Гжиба задавал вопросы о повадках зверей, об особенностях таежной жизни. Редкий случай: рабочий экзаменовал землемера, поступая к нему в отряд. Но Кандауров с улыбкой отвечал на вопросы.

— Поработаешь у нас, присмотришься, сам решишь: плохого мы желаем тайге и людям таежным или о них же заботимся, — заметил землемер.

— Ладно, — сказал охотник, — уж, видно, придется согласиться. А только помни: нанимаюсь я в работники, а не в няньки. И еще одно… — Гжиба медлил, подозрительно посматривая на Кандаурова.

— Смелее говори! — посоветовал землемер.

— С проверкой к вам иду. Согласен?

— Ну, полно! Какая там проверка. Я вижу, ты нам подойдешь.

Гжиба нахмурился, обжег землемера взглядом.

— Я-то подойду, опору нет, не об том хлопочу. Рот вы подойдете ли?
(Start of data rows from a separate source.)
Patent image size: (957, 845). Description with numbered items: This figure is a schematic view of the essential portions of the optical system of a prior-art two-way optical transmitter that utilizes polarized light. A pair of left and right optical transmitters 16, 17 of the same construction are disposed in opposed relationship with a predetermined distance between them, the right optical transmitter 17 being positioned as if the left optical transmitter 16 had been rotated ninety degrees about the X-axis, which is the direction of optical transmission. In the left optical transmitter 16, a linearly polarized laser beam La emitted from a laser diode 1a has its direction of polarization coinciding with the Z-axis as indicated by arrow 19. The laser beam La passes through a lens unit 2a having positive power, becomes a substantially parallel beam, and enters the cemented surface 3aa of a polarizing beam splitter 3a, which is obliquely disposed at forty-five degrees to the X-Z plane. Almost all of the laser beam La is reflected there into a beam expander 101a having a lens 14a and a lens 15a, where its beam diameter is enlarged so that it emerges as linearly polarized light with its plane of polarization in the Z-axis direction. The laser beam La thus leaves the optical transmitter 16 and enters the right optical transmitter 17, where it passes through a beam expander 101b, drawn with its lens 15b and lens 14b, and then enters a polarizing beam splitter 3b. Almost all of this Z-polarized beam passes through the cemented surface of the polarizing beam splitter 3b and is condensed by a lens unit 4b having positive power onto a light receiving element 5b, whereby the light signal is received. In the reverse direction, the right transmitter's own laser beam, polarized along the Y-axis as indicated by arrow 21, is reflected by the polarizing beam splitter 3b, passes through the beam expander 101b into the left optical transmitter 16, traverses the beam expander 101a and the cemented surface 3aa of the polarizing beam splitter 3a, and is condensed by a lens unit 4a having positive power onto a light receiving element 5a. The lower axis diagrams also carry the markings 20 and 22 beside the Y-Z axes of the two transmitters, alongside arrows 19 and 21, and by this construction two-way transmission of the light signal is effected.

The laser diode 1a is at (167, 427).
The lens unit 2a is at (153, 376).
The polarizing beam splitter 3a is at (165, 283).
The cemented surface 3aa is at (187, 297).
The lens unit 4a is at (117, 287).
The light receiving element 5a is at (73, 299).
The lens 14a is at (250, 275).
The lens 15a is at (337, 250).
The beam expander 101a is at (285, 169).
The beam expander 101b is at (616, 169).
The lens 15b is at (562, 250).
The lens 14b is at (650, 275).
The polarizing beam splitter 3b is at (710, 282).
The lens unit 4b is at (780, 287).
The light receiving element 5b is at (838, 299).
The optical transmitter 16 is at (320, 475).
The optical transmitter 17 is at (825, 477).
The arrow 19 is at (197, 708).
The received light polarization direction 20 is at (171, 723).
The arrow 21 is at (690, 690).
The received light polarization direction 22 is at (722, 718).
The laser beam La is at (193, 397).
— Значит, ты нас будешь проверять? — улыбнулся землемер. — А иначе я не согласен. — Гжиба снова с решительным видом взялся за рубашку. — Не хочешь — не надо.

— Ладно. Договорились, — сказал отрывисто землемер. — Испытаем друг друга. Мне нужны такие веселые, смелые люди.
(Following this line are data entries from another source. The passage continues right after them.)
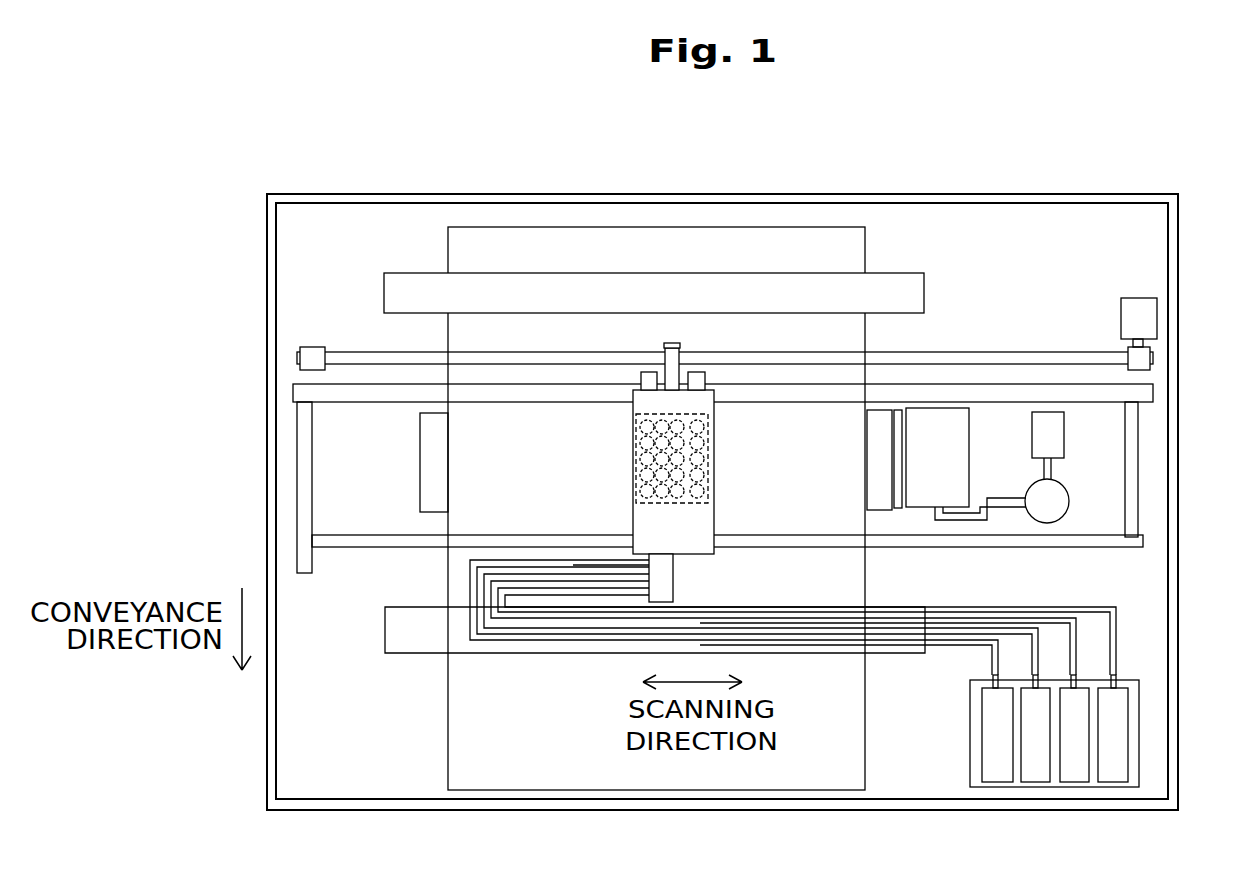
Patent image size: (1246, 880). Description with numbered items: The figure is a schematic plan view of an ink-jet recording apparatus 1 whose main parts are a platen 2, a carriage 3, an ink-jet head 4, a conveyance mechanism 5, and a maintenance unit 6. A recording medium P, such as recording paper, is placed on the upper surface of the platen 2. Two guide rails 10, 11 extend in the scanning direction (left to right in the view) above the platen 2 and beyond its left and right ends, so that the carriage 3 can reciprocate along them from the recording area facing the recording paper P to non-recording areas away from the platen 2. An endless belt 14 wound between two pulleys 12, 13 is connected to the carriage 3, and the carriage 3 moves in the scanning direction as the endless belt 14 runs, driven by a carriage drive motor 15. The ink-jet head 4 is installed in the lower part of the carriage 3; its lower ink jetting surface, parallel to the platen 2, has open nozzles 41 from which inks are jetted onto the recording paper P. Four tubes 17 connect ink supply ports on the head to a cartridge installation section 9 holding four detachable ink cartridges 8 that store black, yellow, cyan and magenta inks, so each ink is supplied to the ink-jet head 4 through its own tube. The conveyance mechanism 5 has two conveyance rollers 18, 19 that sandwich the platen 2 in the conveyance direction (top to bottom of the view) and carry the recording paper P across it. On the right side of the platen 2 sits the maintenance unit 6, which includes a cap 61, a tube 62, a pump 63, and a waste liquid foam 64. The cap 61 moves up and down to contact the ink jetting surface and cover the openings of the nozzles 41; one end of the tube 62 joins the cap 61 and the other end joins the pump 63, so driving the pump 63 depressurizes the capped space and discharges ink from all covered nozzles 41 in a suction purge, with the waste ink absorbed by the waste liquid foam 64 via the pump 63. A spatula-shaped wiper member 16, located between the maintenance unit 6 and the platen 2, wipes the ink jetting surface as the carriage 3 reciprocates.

The ink-jet recording apparatus 1 is at (1090, 163).
The platen 2 is at (440, 462).
The carriage 3 is at (697, 535).
The ink-jet head 4 is at (708, 468).
The nozzles 41 is at (708, 440).
The conveyance mechanism 5 is at (948, 273).
The maintenance unit 6 is at (1068, 497).
The ink cartridges 8 is at (1120, 760).
The cartridge installation section 9 is at (1135, 737).
The guide rail 10 is at (1073, 397).
The guide rail 11 is at (1125, 548).
The pulley 12 is at (1150, 350).
The pulley 13 is at (314, 346).
The endless belt 14 is at (992, 357).
The carriage drive motor 15 is at (1148, 319).
The wiper member 16 is at (897, 512).
The tubes 17 is at (580, 605).
The conveyance roller 18 is at (883, 284).
The conveyance roller 19 is at (410, 625).
The cap 61 is at (952, 488).
The tube 62 is at (1005, 506).
The pump 63 is at (1069, 500).
The waste liquid foam 64 is at (1040, 432).
The recording medium P is at (455, 731).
Я весе-елый, — согласился Гжиба, мрачно усмехаясь. — От меня народ прямо в пляс идет, до того веселый.

Кандауров, улыбаясь, вышел из избы.

— Погоди смеяться-то, — услышал он уже за порогом.

4

Поздно вечером к землемеру постучался Ли-Фу. Он держал за руку Настю. Поздоровавшись и не садясь на предложенный землемером стул, Василий Иванович взволнованно заговорил:

— Смотри, какой хороший девочка! Его послушный, смирный. — Ли-Фу погладил Настю по голове.

— Да, да, я знаю, — вмешался Миша. — Это его дочка. Она тоже ухаживала за мной, когда я болел. Чего же ты хочешь, Ли-Фу?

— Его мама нету, его бедный сирота, — продолжал дунган, вздыхая и покачивая головой. — Моя тайга ходи, промышляй надо, его деревня оставляй. Чужой люди кругом. Моя сердце болит.

Из дальнейших сбивчивых объяснений Ли-Фу выяснилось, что он уходит в тайгу на промысел и ему не с кем оставить Настю. С собой взять нельзя, измучится он с ней, в деревне же народ грубоватый, а она обидчива: чуть что — убегает в тайгу и живет там, питаясь чем придется, недели по две, по три.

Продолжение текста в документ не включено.